Das Zahlenwerk zur Vikings O-Line der Saison 2018 liest sich ziemlich deprimierend. Laut Pro Football Focus hat in der vergangenen Saison keine Front-Five mehr Pressures zugelassen als die der Vikings (226 bei 666 Pass Snaps). Prozentual standen nur vier Quarterbacks in der NFL häufiger unter Druck als Vikings QB Kirk Cousins und diese vier Quarterbacks (Wilson, Watson, Allen und Rosen) verbrachten alle im Durchschnitt mehr Zeit in der Pocket pro Dropback als Cousins. Auch im Run-Blocking lief es nicht besser. Sowohl bei den Adjusted Line Yards von Football Outsiders als auch bei Rushing Yards vor dem ersten Kontakt schnitt die Vikings O-Line unter den schlechtesten Units der Liga ab. Somit stellte das Line-Play in der Saison 2018 einen deutlichen Rückschritt zur Vorsaison dar.

Voraussetzungen

Mit Riley Reiff, Brian O’Neill und Pat Elflein stehen nach aktuellem Stand drei O-Line Starter aus der vergangenen Saison für die neue Spielzeit unter Vertrag. Desweiteren kehren auch die Reservisten Danny Isidora, Cornelius Edison und Aviante Collins, der die vergangene Saison wegen einer Ellenbogenverletzung verpasst hatte, zurück. Die Verträge von Tom Compton, Rashod Hill, Brett Jones und Nick Easton laufen hingegen aus. Finanziell sind die Vikings in keiner guten Position für einen großen Umbruch in der Front-Five. Nur rund 8 Millionen Dollar stehen dem Team zum jetzigen Zeitpunkt zur Verfügung. Diese Zahl könnte zwar noch durch verschiedene Roster Moves steigen. Dennoch ist der Handlungsspielraum ziemlich begrenzt. Auch der letztjährige Starter Mike Remmers ist der angespannten Cap-Situation bereits zum Opfer gefallen. 

Mögliche Positionswechsel

Wegen der knappen Mittel und zum Teil auch guter Vorleistungen kann man davon ausgehen, dass alle drei letztjährigen Starter, welche für die kommende Saison unter Vertrag stehen, erneut gute Chancen auf einen Platz im Starting Line-Up haben werden. Am sichersten ist dabei wohl Tackle Brian O’Neill. Der letztjährige Zweitrundenpick spielte eine überraschend starke Rookie-Saison und könnte zukünftig zu einem der Eckpfeiler neuen Line werden. Unklar ist jedoch auf welcher Seite O’Neill in der kommenden Saison spielen wird. Nachdem er im vergangenen Jahr als rechter Tackle gespielt hat, könnte er in der kommenden Saison auf seine College-Position auf der linken Seite zurückkehren, wo ihn die meisten perspektivisch sehen. Allerdings birgt ein Wechsel auf Left Tackle auch das Risiko, dass O’Neill mit der neuen Rolle nicht klar kommt. 

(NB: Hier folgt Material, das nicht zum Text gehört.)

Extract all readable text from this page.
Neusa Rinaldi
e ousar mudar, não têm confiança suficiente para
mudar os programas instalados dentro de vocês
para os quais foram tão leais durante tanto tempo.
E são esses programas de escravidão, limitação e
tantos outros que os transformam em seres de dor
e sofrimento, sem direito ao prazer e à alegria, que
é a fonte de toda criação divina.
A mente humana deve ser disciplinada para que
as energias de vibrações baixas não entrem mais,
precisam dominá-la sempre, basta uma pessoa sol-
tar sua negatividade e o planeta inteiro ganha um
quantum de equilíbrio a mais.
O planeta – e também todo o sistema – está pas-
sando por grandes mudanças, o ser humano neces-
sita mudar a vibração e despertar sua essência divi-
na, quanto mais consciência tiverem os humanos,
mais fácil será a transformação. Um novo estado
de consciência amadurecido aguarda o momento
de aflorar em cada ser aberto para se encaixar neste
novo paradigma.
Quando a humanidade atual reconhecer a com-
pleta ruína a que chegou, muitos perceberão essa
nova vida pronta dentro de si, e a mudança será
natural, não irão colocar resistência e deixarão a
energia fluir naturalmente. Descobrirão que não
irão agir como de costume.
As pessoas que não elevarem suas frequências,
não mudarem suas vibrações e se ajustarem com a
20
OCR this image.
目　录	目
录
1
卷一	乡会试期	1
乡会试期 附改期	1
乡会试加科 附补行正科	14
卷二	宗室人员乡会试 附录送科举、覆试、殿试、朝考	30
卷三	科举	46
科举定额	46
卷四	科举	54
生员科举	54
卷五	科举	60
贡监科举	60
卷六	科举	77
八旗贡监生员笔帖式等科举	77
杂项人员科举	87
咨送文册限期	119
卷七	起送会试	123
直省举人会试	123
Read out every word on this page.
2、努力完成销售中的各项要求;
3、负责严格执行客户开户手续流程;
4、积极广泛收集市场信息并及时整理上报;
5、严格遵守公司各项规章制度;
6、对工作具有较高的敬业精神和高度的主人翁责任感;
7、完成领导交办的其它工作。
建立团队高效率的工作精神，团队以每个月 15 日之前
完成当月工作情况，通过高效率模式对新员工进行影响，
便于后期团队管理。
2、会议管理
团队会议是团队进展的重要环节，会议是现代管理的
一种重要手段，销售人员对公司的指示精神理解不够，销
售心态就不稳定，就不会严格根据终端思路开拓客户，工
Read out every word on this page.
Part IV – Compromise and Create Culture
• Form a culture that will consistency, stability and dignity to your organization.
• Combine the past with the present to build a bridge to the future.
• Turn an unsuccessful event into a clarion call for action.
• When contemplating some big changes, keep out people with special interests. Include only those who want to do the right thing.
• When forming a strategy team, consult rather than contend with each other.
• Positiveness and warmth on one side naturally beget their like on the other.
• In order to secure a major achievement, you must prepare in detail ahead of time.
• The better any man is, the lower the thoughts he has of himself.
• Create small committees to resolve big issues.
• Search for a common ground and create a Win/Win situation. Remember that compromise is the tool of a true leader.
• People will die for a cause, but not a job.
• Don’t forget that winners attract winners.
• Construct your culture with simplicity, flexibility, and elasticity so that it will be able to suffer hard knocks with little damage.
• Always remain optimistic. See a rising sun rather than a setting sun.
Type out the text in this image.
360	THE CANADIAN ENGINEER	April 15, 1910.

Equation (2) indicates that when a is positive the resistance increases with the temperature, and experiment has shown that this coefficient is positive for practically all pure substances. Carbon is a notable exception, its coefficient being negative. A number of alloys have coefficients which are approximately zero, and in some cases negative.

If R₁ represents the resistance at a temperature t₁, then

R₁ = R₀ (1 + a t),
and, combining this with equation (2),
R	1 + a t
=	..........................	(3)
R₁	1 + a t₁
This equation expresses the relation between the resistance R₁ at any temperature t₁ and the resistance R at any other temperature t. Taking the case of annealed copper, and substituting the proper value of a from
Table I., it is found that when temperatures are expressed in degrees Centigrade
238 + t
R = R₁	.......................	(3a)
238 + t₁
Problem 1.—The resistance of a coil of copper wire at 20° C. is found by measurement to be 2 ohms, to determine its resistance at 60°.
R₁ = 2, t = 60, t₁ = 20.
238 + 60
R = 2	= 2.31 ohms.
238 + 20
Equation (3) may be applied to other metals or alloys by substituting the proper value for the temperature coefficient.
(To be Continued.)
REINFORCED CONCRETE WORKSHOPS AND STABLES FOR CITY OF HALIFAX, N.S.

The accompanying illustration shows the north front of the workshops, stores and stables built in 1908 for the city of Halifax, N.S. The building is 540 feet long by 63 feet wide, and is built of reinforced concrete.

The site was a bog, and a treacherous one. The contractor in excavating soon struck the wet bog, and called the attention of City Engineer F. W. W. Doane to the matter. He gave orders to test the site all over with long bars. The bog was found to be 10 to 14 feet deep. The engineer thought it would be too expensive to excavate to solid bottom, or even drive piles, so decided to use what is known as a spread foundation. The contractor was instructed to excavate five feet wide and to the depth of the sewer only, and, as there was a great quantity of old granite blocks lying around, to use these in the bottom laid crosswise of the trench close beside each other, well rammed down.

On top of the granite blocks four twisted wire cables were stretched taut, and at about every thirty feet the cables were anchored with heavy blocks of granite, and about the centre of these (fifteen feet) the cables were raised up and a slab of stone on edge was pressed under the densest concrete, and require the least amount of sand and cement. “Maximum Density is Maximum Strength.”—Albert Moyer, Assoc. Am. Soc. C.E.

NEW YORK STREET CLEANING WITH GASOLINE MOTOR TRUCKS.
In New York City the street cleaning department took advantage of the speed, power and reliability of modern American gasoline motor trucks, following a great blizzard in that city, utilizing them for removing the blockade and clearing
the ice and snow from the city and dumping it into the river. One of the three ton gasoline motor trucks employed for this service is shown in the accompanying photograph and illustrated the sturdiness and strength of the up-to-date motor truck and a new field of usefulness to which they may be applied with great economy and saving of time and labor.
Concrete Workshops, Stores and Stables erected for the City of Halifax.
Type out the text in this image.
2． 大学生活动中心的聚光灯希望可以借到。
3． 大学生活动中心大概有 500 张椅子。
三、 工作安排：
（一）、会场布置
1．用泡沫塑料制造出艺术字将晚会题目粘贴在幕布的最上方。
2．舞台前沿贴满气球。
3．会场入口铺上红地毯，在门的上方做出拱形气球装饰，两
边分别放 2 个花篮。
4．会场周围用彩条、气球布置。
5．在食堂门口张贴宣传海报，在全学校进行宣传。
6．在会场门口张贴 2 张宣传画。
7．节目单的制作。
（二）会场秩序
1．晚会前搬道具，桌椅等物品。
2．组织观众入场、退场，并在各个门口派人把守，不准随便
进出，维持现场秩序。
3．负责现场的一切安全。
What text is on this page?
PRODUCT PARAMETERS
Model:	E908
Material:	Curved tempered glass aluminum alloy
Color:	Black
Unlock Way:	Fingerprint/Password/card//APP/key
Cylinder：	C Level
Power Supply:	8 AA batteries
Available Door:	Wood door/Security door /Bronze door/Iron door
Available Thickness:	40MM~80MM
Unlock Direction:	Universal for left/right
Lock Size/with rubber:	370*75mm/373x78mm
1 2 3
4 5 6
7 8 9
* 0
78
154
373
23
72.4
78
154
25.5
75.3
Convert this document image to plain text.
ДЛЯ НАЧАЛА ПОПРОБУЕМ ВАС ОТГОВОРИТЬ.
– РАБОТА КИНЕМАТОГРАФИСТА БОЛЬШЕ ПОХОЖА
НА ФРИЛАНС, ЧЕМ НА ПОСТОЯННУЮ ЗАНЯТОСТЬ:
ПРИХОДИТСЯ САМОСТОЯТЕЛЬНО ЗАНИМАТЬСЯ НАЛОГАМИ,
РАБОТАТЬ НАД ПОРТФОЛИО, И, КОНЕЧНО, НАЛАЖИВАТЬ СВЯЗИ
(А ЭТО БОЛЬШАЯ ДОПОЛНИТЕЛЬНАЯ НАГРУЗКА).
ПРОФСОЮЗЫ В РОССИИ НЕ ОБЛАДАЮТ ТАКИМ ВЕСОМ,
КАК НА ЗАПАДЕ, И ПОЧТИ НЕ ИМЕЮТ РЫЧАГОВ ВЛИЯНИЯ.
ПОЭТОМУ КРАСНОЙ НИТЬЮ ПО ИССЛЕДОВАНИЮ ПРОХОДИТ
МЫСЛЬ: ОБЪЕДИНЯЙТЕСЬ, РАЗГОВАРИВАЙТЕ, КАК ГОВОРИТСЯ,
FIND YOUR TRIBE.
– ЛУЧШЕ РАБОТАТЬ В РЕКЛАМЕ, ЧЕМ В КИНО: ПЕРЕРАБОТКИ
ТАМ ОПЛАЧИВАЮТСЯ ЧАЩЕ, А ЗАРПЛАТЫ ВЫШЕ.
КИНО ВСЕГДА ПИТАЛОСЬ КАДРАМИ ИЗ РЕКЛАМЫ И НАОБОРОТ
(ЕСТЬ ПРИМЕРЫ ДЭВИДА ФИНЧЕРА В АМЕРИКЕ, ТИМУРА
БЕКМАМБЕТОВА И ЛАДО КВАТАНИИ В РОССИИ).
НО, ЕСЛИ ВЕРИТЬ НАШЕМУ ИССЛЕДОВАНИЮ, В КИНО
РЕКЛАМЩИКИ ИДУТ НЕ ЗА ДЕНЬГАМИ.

Ob es zu diesem Wechsel überhaupt kommt, hängt maßgeblich von der Zukunft von Riley Reiff ab. Zuzletzt wurde offen darüber spekuliert, ob der Blindside-Tackle einen Wechsel nach innen auf Guard vollziehen könnte. Sollten die Vikings einen neuen Tackle-Starter in dieser Offseason finden, wäre das eine denkbare Alternative. Allerdings müsste in diesem Fall Reiffs Vertrag angepasst werden, da er für einen Guard deutlich zu teuer ist. Zudem ist der Markt für Offensive Tackles in der Free Agency sehr spärlich besetzt und viele Tackles im Draft gelten als mögliche Kandidaten für einen Move auf Guard. Es könnte also sinnvoller sein, einen Rookie für ein oder zwei Jahre auf Guard aufzubauen und dann eventuell zurück auf Tackle zu schicken, anstatt das Risiko einzugehen mit Reiff ein erneutes „Remmers-Debakel“ zu erleben. Falls die Vikings allerdings doch einen Tackle an Land ziehen, könnte sogar Reiffs Kaderplatz in Gefahr sein. Eine Trennung von Reiff, falls diese nach dem ersten Juni stattfindet, könnte den Vikings 9,5 Millionen Dollar zusätzlichen Cap Space liefern, was zwar keine Hilfe für die nächsten Wochen wäre, perspektivisch aber sehr wichtig werden kann.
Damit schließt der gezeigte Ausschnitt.